Por Alejandra Costamagna // Jorge Sánchez / GAM Mayo 11, 2018

Cuerpo pretérito. Hasta el 26 de mayo en el GAM.

Los gestos no están protegidos por derechos de autor. No al menos en Chile. Ese resquicio es el que permitió al equipo de Cuerpo pretérito articular una obra que homenajea a La negra Ester sobre la base de citas, residuos y vestigios, sin violar la prohibición legal de reproducir las imágenes, el texto y la música del montaje original del Gran Circo Teatro.
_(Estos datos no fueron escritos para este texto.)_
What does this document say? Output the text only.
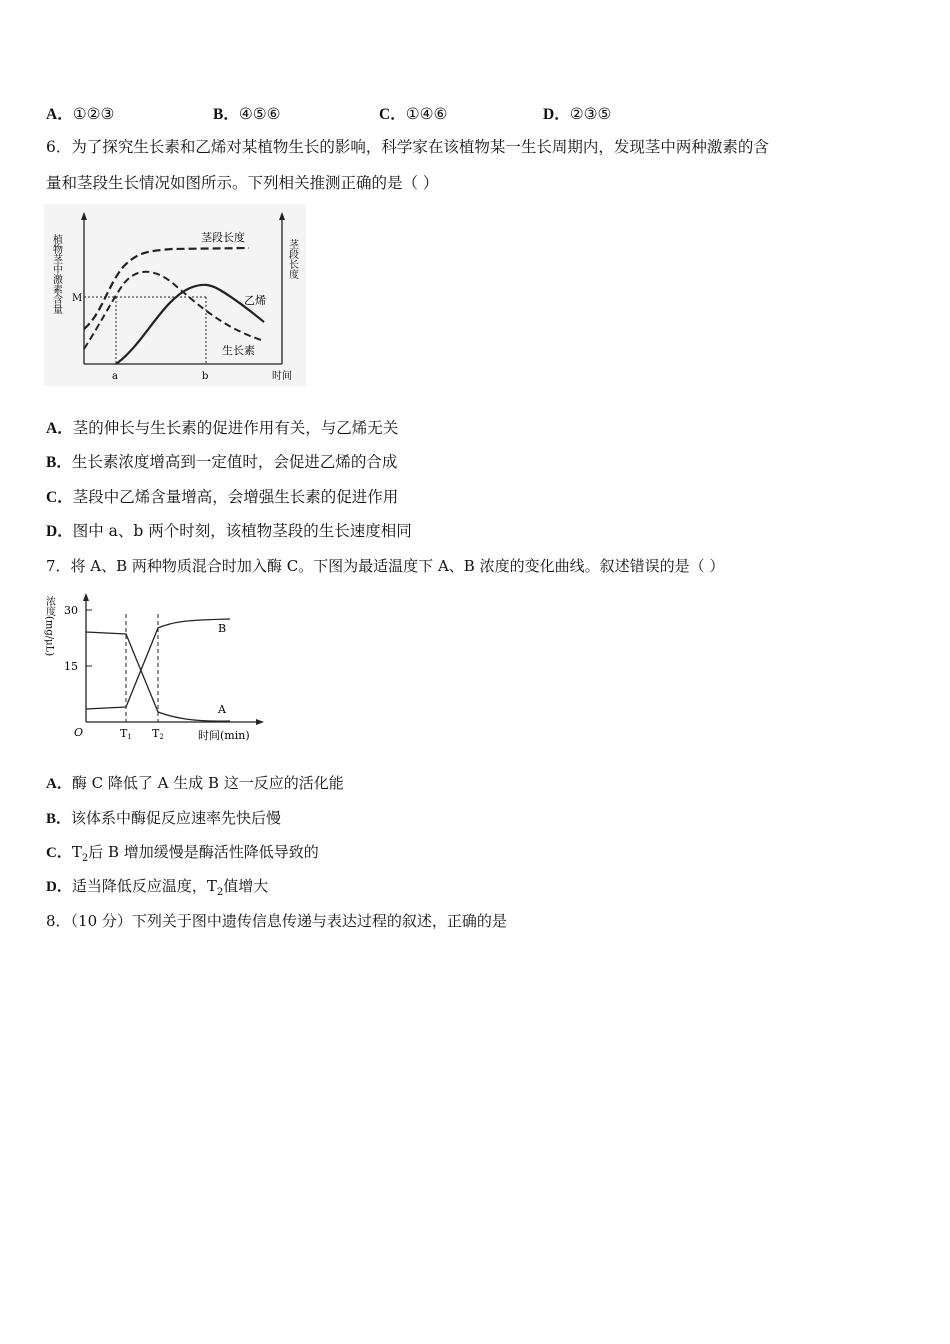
A．①②③	B．④⑤⑥	C．①④⑥	D．②③⑤
6．为了探究生长素和乙烯对某植物生长的影响，科学家在该植物某一生长周期内，发现茎中两种激素的含
量和茎段生长情况如图所示。下列相关推测正确的是（ ）
茎段长度
乙烯
生长素
M
a	b	时间
植物茎中激素含量	茎段长度
A．茎的伸长与生长素的促进作用有关，与乙烯无关
B．生长素浓度增高到一定值时，会促进乙烯的合成
C．茎段中乙烯含量增高，会增强生长素的促进作用
D．图中 a、b 两个时刻，该植物茎段的生长速度相同
7．将 A、B 两种物质混合时加入酶 C。下图为最适温度下 A、B 浓度的变化曲线。叙述错误的是（ ）
30
15
O	T1 T2	时间(min)
B
A
浓度(mg/μL)
A．酶 C 降低了 A 生成 B 这一反应的活化能
B．该体系中酶促反应速率先快后慢
C．$T_2$后 B 增加缓慢是酶活性降低导致的
D．适当降低反应温度，$T_2$值增大
8．（10 分）下列关于图中遗传信息传递与表达过程的叙述，正确的是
A 30 años de su estreno, la actriz y performer Samantha Manzur, con asesoría artística de Rodrigo Bazaes y dramaturgia de Bosco Cayo, presenta una investigación escénica basada en archivos y documentación teatral, que busca traer al presente el espectáculo dirigido por Andrés Pérez a partir de las décimas de Roberto Parra. Pero no es sólo eso. Cuerpo pretérito es un ensayo en escena sobre las fronteras entre la realidad y su reconstrucción ficticia, un montaje dinámico y extremadamente lúcido acerca de los porosos límites del arte contemporáneo.
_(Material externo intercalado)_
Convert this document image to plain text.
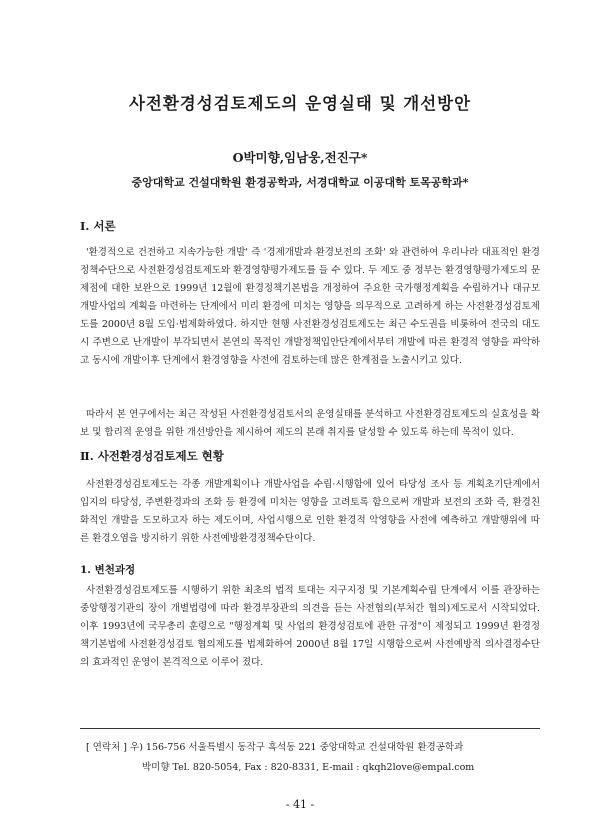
사전환경성검토제도의 운영실태 및 개선방안
O박미향,임남웅,전진구*
중앙대학교 건설대학원 환경공학과, 서경대학교 이공대학 토목공학과*
Ⅰ. 서론

'환경적으로 건전하고 지속가능한 개발' 즉 '경제개발과 환경보전의 조화' 와 관련하여 우리나라 대표적인 환경정책수단으로 사전환경성검토제도와 환경영향평가제도를 들 수 있다. 두 제도 중 정부는 환경영향평가제도의 문제점에 대한 보완으로 1999년 12월에 환경정책기본법을 개정하여 주요한 국가행정계획을 수립하거나 대규모 개발사업의 계획을 마련하는 단계에서 미리 환경에 미치는 영향을 의무적으로 고려하게 하는 사전환경성검토제도를 2000년 8월 도입·법제화하였다. 하지만 현행 사전환경성검토제도는 최근 수도권을 비롯하여 전국의 대도시 주변으로 난개발이 부각되면서 본연의 목적인 개발정책입안단계에서부터 개발에 따른 환경적 영향을 파악하고 동시에 개발이후 단계에서 환경영향을 사전에 검토하는데 많은 한계점을 노출시키고 있다.

따라서 본 연구에서는 최근 작성된 사전환경성검토서의 운영실태를 분석하고 사전환경검토제도의 실효성을 확보 및 합리적 운영을 위한 개선방안을 제시하여 제도의 본래 취지를 달성할 수 있도록 하는데 목적이 있다.

Ⅱ. 사전환경성검토제도 현황

사전환경성검토제도는 각종 개발계획이나 개발사업을 수립·시행함에 있어 타당성 조사 등 계획초기단계에서 입지의 타당성, 주변환경과의 조화 등 환경에 미치는 영향을 고려토록 함으로써 개발과 보전의 조화 즉, 환경친화적인 개발을 도모하고자 하는 제도이며, 사업시행으로 인한 환경적 악영향을 사전에 예측하고 개발행위에 따른 환경오염을 방지하기 위한 사전예방환경정책수단이다.

1. 변천과정

사전환경성검토제도를 시행하기 위한 최초의 법적 토대는 지구지정 및 기본계획수립 단계에서 이를 관장하는 중앙행정기관의 장이 개별법령에 따라 환경부장관의 의견을 듣는 사전협의(부처간 협의)제도로서 시작되었다. 이후 1993년에 국무총리 훈령으로 "행정계획 및 사업의 환경성검토에 관한 규정"이 제정되고 1999년 환경정책기본법에 사전환경성검토 협의제도를 법제화하여 2000년 8월 17일 시행함으로써 사전예방적 의사결정수단의 효과적인 운영이 본격적으로 이루어 졌다.

[ 연락처 ] 우) 156-756 서울특별시 동작구 흑석동 221 중앙대학교 건설대학원 환경공학과
박미향 Tel. 820-5054, Fax : 820-8331, E-mail : qkqh2love@empal.com
- 41 -
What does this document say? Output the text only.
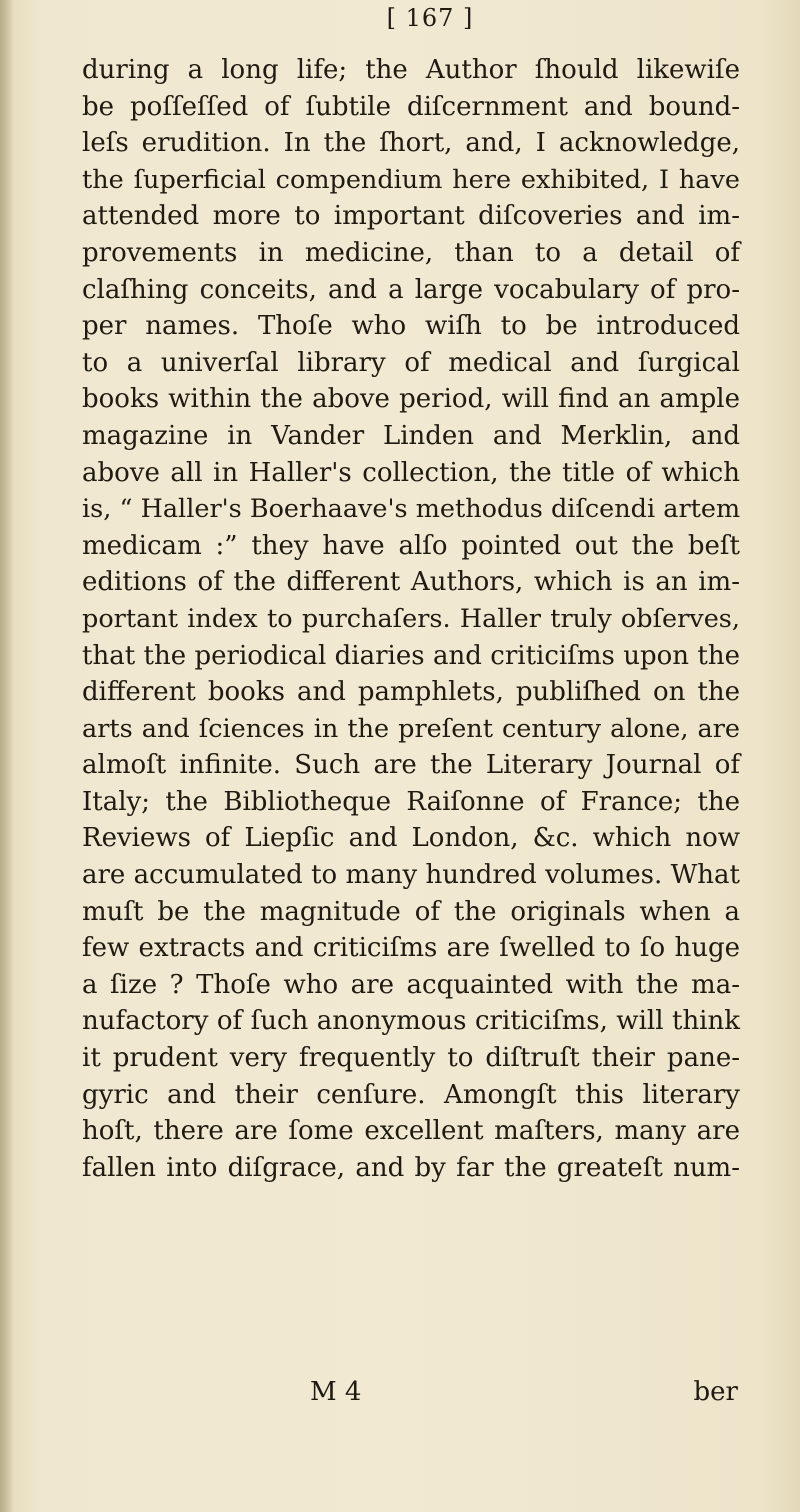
[ 167 ]
during a long life; the Author ſhould likewiſe
be poſſeſſed of ſubtile diſcernment and bound-
leſs erudition. In the ſhort, and, I acknowledge,
the ſuperficial compendium here exhibited, I have
attended more to important diſcoveries and im-
provements in medicine, than to a detail of
claſhing conceits, and a large vocabulary of pro-
per names. Thoſe who wiſh to be introduced
to a univerſal library of medical and ſurgical
books within the above period, will find an ample
magazine in Vander Linden and Merklin, and
above all in Haller's collection, the title of which
is, “ Haller's Boerhaave's methodus diſcendi artem
medicam :” they have alſo pointed out the beſt
editions of the different Authors, which is an im-
portant index to purchaſers. Haller truly obſerves,
that the periodical diaries and criticiſms upon the
different books and pamphlets, publiſhed on the
arts and ſciences in the preſent century alone, are
almoſt infinite. Such are the Literary Journal of
Italy; the Bibliotheque Raiſonne of France; the
Reviews of Liepſic and London, &c. which now
are accumulated to many hundred volumes. What
muſt be the magnitude of the originals when a
few extracts and criticiſms are ſwelled to ſo huge
a ſize ? Thoſe who are acquainted with the ma-
nufactory of ſuch anonymous criticiſms, will think
it prudent very frequently to diſtruſt their pane-
gyric and their cenſure. Amongſt this literary
hoſt, there are ſome excellent maſters, many are
fallen into diſgrace, and by far the greateſt num-
M 4	ber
Los espectadores somos invitados a recorrer en penumbras una sala que, al modo de un museo nocturno, alberga cuarenta y tres piezas en exhibición: luminarias, baldosas, un tocador, vestuario, collares, pelucas, maquillaje, un “relleno de trasero chileno”, un frasco de laca o una colección de gestos heredados y libres de derechos. Vemos así, graficados por un grupo de actores vestidos de negro que se cuelan entre el público y hacen las veces de guías, los rescates de distintas gestualidades propias del elenco original. Los gritos de la prostituta travesti Esperanza (interpretada por Willy Semler en sus inicios), los frenéticos movimientos de ojos del tío Roberto (Boris Quercia) o las muecas coquetas de la negra Ester (Rosa Ramírez). Todas muestras del énfasis corporal que tuvo la obra bajo la batuta de Andrés Pérez. Una voz en off nos va explicando el sentido de cada una de las piezas, hasta que llegamos a la última: un archivo fílmico en VHS. Accedemos entonces a algunos fragmentos de escenas de 1988, sin sonido, proyectadas en una pantalla. Y en paralelo vemos su réplica a cargo de los cuatro actores que son, de alguna forma, una fantasmagoría en vivo.

Lo que viene luego es una suerte de trazado hacia el futuro de los personajes de Roberto Parra. Quién sería la Negra Ester hoy, en qué estarían todos ellos. A partir de un texto en verso libre de Bosco Cayo, que recoge una serie de testimonios actuales, los actores del presente dan un nuevo uso a las piezas de la exposición para narrar una secuela posible, que trabaja sobre esa inagotable gestualidad heredada. Una historia que habla del trabajo sexual en Chile, del sida y del amor en tiempos de candidatos turbios, “lachos sin carachos”, hijos de padres desconocidos y amantes de toda calaña. La frescura y la chispa del texto de Cayo enriquecen este diálogo de épocas cruzadas. Uno de los personajes dirá hacia el final: “Llegaste tarde / ya no estoy vivo / soy un fantasma / un mísero soplido”. Pero tendremos la milagrosa sensación de que estos fantasmas, los de hoy y los de ayer, aún tienen larga vida entre nosotros.